How can company executives reimagine their business models in order to embrace SCM digitization?
What methods do business executives use to recruit and develop new skilled employees? Which "digital" abilities do they believe they require?
How are businesses coping with the new era of digitized supply chain management challenges?
Is a digitized supply chain more intelligent? How do businesses modernize their supply chains to make them more digital and intelligent?
What are the obstacles and hurdles confronting those adopting the (un)physicalization of their supply networks or the digital transformation of their supply chains?

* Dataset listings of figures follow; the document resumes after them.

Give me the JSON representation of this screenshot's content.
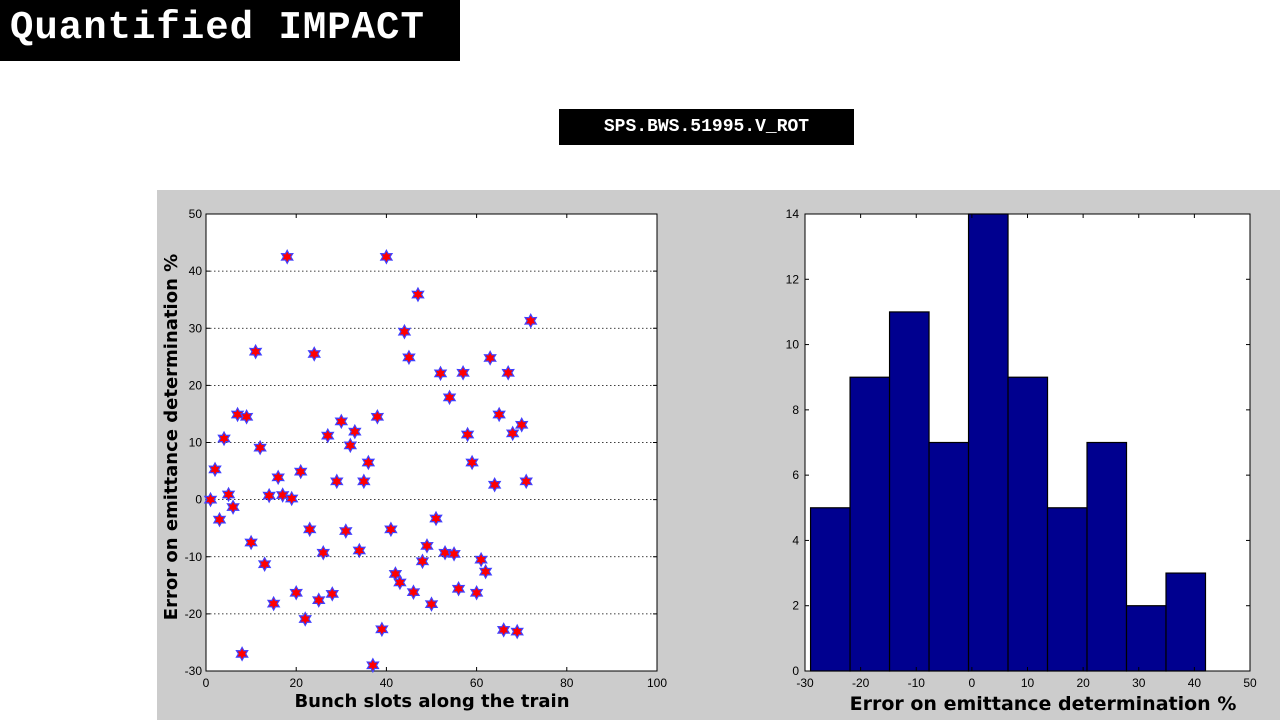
{
  "slide": {
    "title": "Quantified IMPACT",
    "device": "SPS.BWS.51995.V_ROT"
  },
  "chart_data": [
    {
      "type": "scatter",
      "xlabel": "Bunch slots along the train",
      "ylabel": "Error on emittance determination %",
      "xlim": [
        0,
        100
      ],
      "ylim": [
        -30,
        50
      ],
      "xticks": [
        0,
        20,
        40,
        60,
        80,
        100
      ],
      "yticks": [
        -30,
        -20,
        -10,
        0,
        10,
        20,
        30,
        40,
        50
      ],
      "grid": "horizontal dotted",
      "marker": {
        "shape": "star",
        "fill": "#ff0000",
        "edge": "#4040ff"
      },
      "points": [
        [
          1,
          0
        ],
        [
          2,
          5.3
        ],
        [
          3,
          -3.5
        ],
        [
          4,
          10.7
        ],
        [
          5,
          0.9
        ],
        [
          6,
          -1.3
        ],
        [
          7,
          14.9
        ],
        [
          8,
          -27
        ],
        [
          9,
          14.5
        ],
        [
          10,
          -7.5
        ],
        [
          11,
          25.9
        ],
        [
          12,
          9.1
        ],
        [
          13,
          -11.3
        ],
        [
          14,
          0.7
        ],
        [
          15,
          -18.2
        ],
        [
          16,
          3.9
        ],
        [
          17,
          0.8
        ],
        [
          18,
          42.5
        ],
        [
          19,
          0.2
        ],
        [
          20,
          -16.3
        ],
        [
          21,
          4.9
        ],
        [
          22,
          -20.9
        ],
        [
          23,
          -5.2
        ],
        [
          24,
          25.5
        ],
        [
          25,
          -17.6
        ],
        [
          26,
          -9.3
        ],
        [
          27,
          11.2
        ],
        [
          28,
          -16.5
        ],
        [
          29,
          3.2
        ],
        [
          30,
          13.7
        ],
        [
          31,
          -5.5
        ],
        [
          32,
          9.5
        ],
        [
          33,
          11.9
        ],
        [
          34,
          -8.9
        ],
        [
          35,
          3.2
        ],
        [
          36,
          6.5
        ],
        [
          37,
          -29
        ],
        [
          38,
          14.5
        ],
        [
          39,
          -22.7
        ],
        [
          40,
          42.5
        ],
        [
          41,
          -5.2
        ],
        [
          42,
          -13
        ],
        [
          43,
          -14.5
        ],
        [
          44,
          29.4
        ],
        [
          45,
          24.9
        ],
        [
          46,
          -16.2
        ],
        [
          47,
          35.9
        ],
        [
          48,
          -10.8
        ],
        [
          49,
          -8.1
        ],
        [
          50,
          -18.3
        ],
        [
          51,
          -3.3
        ],
        [
          52,
          22.1
        ],
        [
          53,
          -9.3
        ],
        [
          54,
          17.9
        ],
        [
          55,
          -9.5
        ],
        [
          56,
          -15.6
        ],
        [
          57,
          22.2
        ],
        [
          58,
          11.4
        ],
        [
          59,
          6.5
        ],
        [
          60,
          -16.3
        ],
        [
          61,
          -10.5
        ],
        [
          62,
          -12.6
        ],
        [
          63,
          24.8
        ],
        [
          64,
          2.6
        ],
        [
          65,
          14.9
        ],
        [
          66,
          -22.8
        ],
        [
          67,
          22.2
        ],
        [
          68,
          11.6
        ],
        [
          69,
          -23.1
        ],
        [
          70,
          13.1
        ],
        [
          71,
          3.2
        ],
        [
          72,
          31.3
        ]
      ]
    },
    {
      "type": "bar",
      "subtype": "histogram",
      "xlabel": "Error on emittance determination %",
      "ylabel": "",
      "xlim": [
        -30,
        50
      ],
      "ylim": [
        0,
        14
      ],
      "xticks": [
        -30,
        -20,
        -10,
        0,
        10,
        20,
        30,
        40,
        50
      ],
      "yticks": [
        0,
        2,
        4,
        6,
        8,
        10,
        12,
        14
      ],
      "bar_color": "#00008f",
      "bin_edges": [
        -29,
        -21.9,
        -14.8,
        -7.7,
        -0.6,
        6.5,
        13.6,
        20.7,
        27.8,
        34.9,
        42.0
      ],
      "values": [
        5,
        9,
        11,
        7,
        14,
        9,
        5,
        7,
        2,
        3
      ]
    }
  ]
}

This special issue welcomes quantitative and qualitative studies that have the potential to have a tangible and meaningful effect on the economic world. Multidisciplinary approaches, as well as unique conceptual essays, are encouraged. Consider conceptual work that advances ground-breaking original theory. The scope does not include mathematical modeling.
Procedures for Review:
Manuscripts must adhere to the International Journal scope, criteria, format, and editorial policy. All submissions must be sent via the International Journal of Physical Distribution & Logistics Management's official submission system with a clear indication that the submission is for this Special Issue. Authors should thoroughly study the Journal's "Author guidelines" prior to submission. The Special Issue's papers will be subjected to the journal's standard rigorous double-blind review process.

During the submission procedure, authors should pick "SI: (Un)physicalization (digitalization) of Supply Chain Management" from the "Choose Article Type" pull-down menu. All contributions must be original and not already under consideration for publication elsewhere.